我们团队接到的初始Epic,听起来像是每个数据驱动型公司都会遇到的典型问题:统一在线和离线特征工程流程。现实情况是,我们的在线服务(Java栈)和离线分析(Python栈)各自维护着一套特征计算逻辑,代码重复、逻辑不一致、特征穿越问题层出不穷。一个模型在线上和线下的表现差异,追根溯源往往就是因为某个特征的计算窗口差了几个小时。这种混乱状态,在连续几个Scrum Sprint的复盘会上被反复提及,最终促成了这个平台的立项。
我们的目标很明确:构建一个单一数据源、统一计算逻辑的混合特征平台。它需要能为在线推理系统提供毫秒级的单点特征查询,同时也要支持数据科学家们用熟悉的Python工具进行大规模的离线特征回溯和分析。
Sprint 1-2: 技术选型与数据模型地基
在最初的几个技术评审会中,争论的焦点集中在存储层。方案A是Redis + S3,Redis负责在线热数据,S3存储全量历史数据。这个方案很常见,但问题在于数据同步的复杂性和一致性保障。我们预见到大量的胶水代码和潜在的数据延迟,这正是我们想解决的问题。
方案B,也是我们最终的选择:HBase。它的优势在于:
- 原生支持稀疏宽表: 完美契合特征存储场景。一个实体(如用户ID)作为RowKey,其下可以有成百上千个特征,每个特征是一个Qualifier。
- 低延迟随机读: 基于LSM树的架构和BlockCache机制,通过精心设计的RowKey,HBase可以轻松实现个位数毫秒级的点查,满足在线服务要求。
- MapReduce/Spark集成: 对离线批处理非常友好,可以直接作为数据源进行大规模扫描。
确定了HBase,我们立即开始设计核心的数据模型。这是整个系统的基石,一旦出错,后期修改成本极高。我们设计的RowKey至关重要,它需要同时服务于点查和范围扫描。
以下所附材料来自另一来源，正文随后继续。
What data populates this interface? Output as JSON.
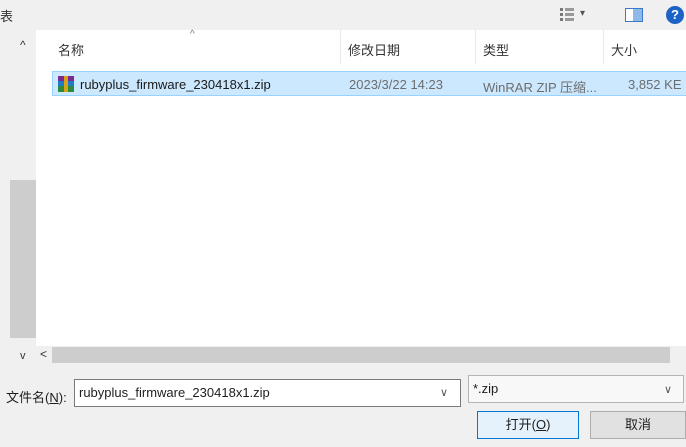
{
  "toolbar": {
    "clipped_title": "表",
    "view_dropdown": "▾",
    "help_glyph": "?"
  },
  "columns": {
    "name": "名称",
    "date": "修改日期",
    "type": "类型",
    "size": "大小",
    "sort_indicator": "^"
  },
  "files": [
    {
      "name": "rubyplus_firmware_230418x1.zip",
      "modified": "2023/3/22 14:23",
      "type": "WinRAR ZIP 压缩...",
      "size": "3,852 KE",
      "icon": "winrar-archive-icon",
      "selected": true
    }
  ],
  "scrollbars": {
    "up": "^",
    "down": "v",
    "left": "<"
  },
  "bottom": {
    "filename_label_prefix": "文件名(",
    "filename_label_accel": "N",
    "filename_label_suffix": "):",
    "filename_value": "rubyplus_firmware_230418x1.zip",
    "filter_value": "*.zip",
    "open_label_prefix": "打开(",
    "open_label_accel": "O",
    "open_label_suffix": ")",
    "cancel_label": "取消"
  },
  "colors": {
    "selection_bg": "#cce8ff",
    "selection_border": "#99d1ff",
    "primary_button_border": "#0078d7",
    "help_icon": "#1d63c5"
  }
}
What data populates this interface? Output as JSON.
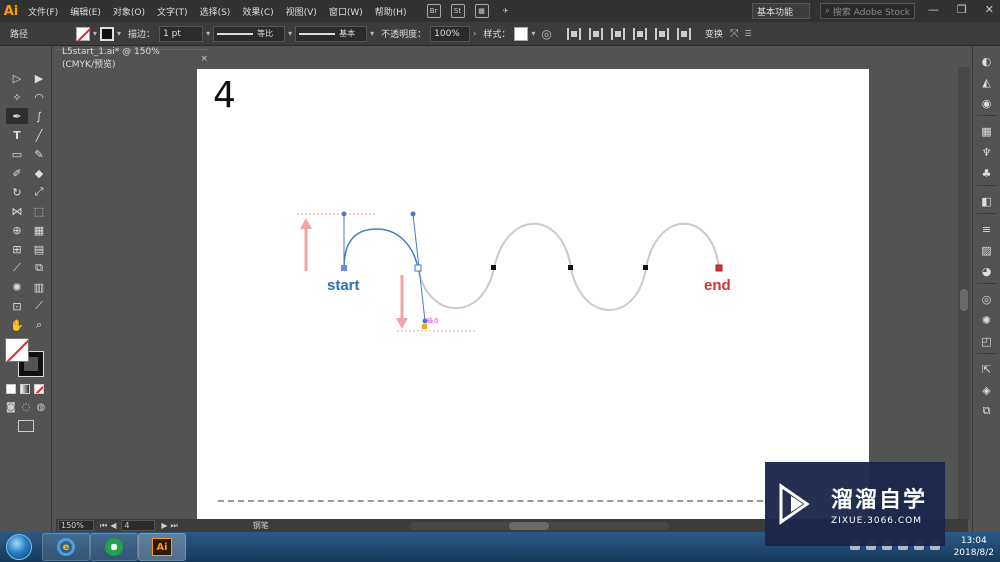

[entity_id]#[reversed_timestamp]
-
entity_id
: 用户ID、商品ID等实体的唯一标识。 -
#
: 分隔符。 -
reversed_timestamp
:Long.MAX_VALUE - timestamp
。这样做是为了让最新的数据在HBase内部排在最前面,方便获取最新的特征版本或进行时间窗口扫描。
一个典型的特征行看起来会是这样:
- RowKey:
user_12345#9223372036854775807
- Column Family:
f
(features) - Qualifiers:
f:last_7d_purchase_amount
,f:realtime_clicks_per_hour
,f:user_profile_vector_v1
我们用HBase Shell定义了这张核心的特征表:
# feature_store.hbase_schema.sh
# ------------------------------------------------
# 核心特征表定义
# 启用布隆过滤器以加速行查询
# 使用SNAPPY压缩减少存储成本
# 预分区以避免热点问题,这里以16个region为例
# ------------------------------------------------
create 'feature_platform:features', {
NAME => 'f',
VERSIONS => 3, # 保留最近3个版本的特征值,用于回溯或模型调试
BLOCKCACHE => 'true',
BLOOMFILTER => 'ROW',
COMPRESSION => 'SNAPPY',
TTL => '2592000' # 特征默认保留30天
},
{
SPLITS => (1..15).map { |i| "user_%x" % (i * 10) }
}
# 增加一个列族用于存放元数据或调试信息
alter 'feature_platform:features', {
NAME => 'meta',
VERSIONS => 1,
BLOCKCACHE => 'false'
}
# 授权给计算服务和API服务对应的角色
grant 'feature_compute_role', 'RWXCA', 'feature_platform:features'
grant 'feature_api_role', 'R', 'feature_platform:features'
这个简单的Schema定义,在Sprint评审会上通过了。一个常见的错误是在这里过度设计,创建多个列族。在真实项目中,除非访问模式有巨大差异,否则单个列族通常性能更好,因为它能保证同一行的数据局部性。
Sprint 3-4: 不可变基础设施的自动化构建
解决了存储,下一个挑战是计算环境。我们的数据科学家习惯于Python和SciPy/NumPy生态,而生产环境要求稳定、可复现。过去的痛点是每个人的开发环境和生产环境都存在细微差异,导致“在我机器上能跑”的经典问题。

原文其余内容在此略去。